Architecture

このコンテンツはまだ日本語訳がありません。

polyglot-gpu is organized as 12 Python modules, each with a single responsibility.

Module map

MCP Client (Claude Code, etc.)
      │ MCP protocol (stdio)
      ▼
┌──────────────────┐
│   server.py      │  5 MCP tools (FastMCP)
├──────────────────┤
│  translate.py    │  Chunking, batching, streaming
│  markdown.py     │  Markdown segmentation + cleanup
│  translate_all   │  Multi-language orchestrator
│  semaphore.py    │  GPU-safe concurrency control
│  validate.py     │  Output validation
├──────────────────┤
│   ollama.py      │  httpx pooled client → Ollama
│   cache.py       │  Segment cache + fuzzy memory
│  glossary.py     │  Software term dictionary
│ languages.py     │  57 language definitions
│   polish.py      │  Post-translation cleanup
│   errors.py      │  Structured error codes
└──────────────────┘
      │ HTTP (httpx)
      ▼
   Ollama + TranslateGemma (GPU)

Request flow

server.py receives an MCP tool call and dispatches to the appropriate handler
translate.py splits text into chunks, builds prompts with glossary hints, and calls Ollama
ollama.py sends the request via a pooled httpx connection to localhost:11434
validate.py checks the response for quality issues (language leakage, truncation)
polish.py cleans up common model artifacts (stray quotes, formatting noise)
cache.py stores the segment result for future fuzzy matching

Key design decisions

Connection pooling

The Ollama client reuses a single httpx.AsyncClient across all requests instead of creating a new connection per call.

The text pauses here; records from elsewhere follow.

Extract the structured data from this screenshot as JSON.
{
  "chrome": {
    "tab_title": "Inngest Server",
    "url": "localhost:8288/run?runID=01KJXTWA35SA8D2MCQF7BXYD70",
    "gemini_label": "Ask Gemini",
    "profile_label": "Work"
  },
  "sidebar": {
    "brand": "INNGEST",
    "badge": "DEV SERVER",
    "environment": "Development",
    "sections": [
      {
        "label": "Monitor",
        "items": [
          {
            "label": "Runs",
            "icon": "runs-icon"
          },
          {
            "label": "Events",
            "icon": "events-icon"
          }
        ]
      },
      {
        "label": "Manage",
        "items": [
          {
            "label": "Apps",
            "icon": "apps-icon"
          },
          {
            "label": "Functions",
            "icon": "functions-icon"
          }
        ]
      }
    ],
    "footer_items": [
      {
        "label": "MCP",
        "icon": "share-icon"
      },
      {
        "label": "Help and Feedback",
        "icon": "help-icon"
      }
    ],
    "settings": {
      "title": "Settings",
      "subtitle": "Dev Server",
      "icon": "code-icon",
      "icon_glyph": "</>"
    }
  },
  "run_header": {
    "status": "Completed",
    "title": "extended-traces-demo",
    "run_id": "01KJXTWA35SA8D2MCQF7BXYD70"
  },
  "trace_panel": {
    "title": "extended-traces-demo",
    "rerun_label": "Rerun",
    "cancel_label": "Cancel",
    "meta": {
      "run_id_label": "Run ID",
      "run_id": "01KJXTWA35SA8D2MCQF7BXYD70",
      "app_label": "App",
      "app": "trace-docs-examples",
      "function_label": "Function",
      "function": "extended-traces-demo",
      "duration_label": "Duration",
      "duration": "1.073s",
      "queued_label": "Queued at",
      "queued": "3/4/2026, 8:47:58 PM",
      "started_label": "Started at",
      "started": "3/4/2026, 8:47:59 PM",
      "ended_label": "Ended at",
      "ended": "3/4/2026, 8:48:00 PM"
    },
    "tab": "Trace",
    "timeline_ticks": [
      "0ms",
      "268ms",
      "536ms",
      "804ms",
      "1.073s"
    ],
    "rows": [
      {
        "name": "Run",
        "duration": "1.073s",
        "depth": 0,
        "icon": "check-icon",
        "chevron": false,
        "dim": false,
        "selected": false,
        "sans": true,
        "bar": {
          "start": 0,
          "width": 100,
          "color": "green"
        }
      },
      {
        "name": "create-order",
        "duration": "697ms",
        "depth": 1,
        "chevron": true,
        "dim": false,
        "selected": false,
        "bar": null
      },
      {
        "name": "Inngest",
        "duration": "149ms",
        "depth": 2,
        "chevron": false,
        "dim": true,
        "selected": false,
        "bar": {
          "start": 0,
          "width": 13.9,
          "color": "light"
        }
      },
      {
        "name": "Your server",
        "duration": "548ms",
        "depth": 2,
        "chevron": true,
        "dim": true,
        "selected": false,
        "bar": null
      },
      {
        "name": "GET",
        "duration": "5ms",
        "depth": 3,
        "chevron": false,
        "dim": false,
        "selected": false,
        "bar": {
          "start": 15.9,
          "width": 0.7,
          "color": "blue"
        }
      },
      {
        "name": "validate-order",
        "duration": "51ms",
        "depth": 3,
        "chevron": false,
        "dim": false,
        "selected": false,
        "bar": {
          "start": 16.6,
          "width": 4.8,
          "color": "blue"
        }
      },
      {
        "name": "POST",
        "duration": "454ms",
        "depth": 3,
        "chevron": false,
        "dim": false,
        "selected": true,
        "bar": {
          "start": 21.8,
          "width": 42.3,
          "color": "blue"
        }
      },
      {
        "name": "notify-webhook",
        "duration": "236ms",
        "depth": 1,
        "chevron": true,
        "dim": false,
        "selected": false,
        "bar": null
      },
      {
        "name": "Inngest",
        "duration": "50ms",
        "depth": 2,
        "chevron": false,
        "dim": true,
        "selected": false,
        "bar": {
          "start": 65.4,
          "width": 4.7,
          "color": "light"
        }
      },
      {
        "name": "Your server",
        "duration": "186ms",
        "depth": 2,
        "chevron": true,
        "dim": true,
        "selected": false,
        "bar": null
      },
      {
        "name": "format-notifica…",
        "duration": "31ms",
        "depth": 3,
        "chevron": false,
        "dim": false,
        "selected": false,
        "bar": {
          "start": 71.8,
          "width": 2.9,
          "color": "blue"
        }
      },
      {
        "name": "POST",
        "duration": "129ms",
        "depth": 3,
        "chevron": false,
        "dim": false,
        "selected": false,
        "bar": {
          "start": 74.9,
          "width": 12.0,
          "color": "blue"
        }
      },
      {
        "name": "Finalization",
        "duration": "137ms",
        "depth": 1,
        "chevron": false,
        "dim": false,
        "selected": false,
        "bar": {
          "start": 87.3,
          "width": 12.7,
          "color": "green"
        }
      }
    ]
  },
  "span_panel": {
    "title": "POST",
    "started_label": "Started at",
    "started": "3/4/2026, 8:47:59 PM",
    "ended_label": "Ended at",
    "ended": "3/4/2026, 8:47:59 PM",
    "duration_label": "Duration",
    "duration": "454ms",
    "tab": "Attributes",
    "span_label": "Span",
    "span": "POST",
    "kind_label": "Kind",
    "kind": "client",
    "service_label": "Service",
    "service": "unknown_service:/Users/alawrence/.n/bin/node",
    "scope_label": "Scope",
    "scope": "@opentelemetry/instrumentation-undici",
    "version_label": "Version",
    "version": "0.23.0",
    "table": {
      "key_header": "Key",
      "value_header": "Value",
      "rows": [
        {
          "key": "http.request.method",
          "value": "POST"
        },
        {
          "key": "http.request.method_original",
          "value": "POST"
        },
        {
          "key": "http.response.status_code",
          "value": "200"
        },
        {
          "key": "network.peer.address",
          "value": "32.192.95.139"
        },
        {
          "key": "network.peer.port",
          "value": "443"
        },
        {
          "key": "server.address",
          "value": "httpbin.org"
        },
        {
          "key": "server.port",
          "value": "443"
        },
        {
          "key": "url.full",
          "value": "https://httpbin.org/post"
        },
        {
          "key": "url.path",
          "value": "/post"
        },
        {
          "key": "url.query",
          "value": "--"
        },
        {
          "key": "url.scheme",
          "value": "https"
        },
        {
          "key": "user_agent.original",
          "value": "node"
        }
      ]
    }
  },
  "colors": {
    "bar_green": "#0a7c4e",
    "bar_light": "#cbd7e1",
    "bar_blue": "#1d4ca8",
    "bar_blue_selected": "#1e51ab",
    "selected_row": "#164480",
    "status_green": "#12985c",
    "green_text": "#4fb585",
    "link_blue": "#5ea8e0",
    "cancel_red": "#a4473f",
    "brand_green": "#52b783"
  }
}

This reduces TCP handshake overhead and improves throughput for batch translations.

Semaphore concurrency

A custom Semaphore class wraps asyncio.Semaphore with an active-count tracker protected by asyncio.Lock. This prevents multiple GPU-bound requests from exhausting VRAM. The semaphore supports both explicit acquire/release and async with context manager patterns.

Markdown segmentation

markdown.py splits markdown into translatable segments and structural segments. Code blocks, HTML tags, URLs, and badges are classified as structural and passed through untranslated. Only prose segments go through the translation pipeline.

Fuzzy cache matching

cache.py uses Levenshtein distance to match incoming segments against cached translations. This handles minor text edits (typo fixes, punctuation changes) without re-translating the entire segment.

Structured errors

errors.py defines PolyglotError with typed error codes, human-readable messages, optional hints, and a retryable flag. The friendly_error function converts any exception into a user-facing message.

Test coverage

100 tests across 10 test files covering all modules. Tests use pytest with pytest-asyncio for async test support.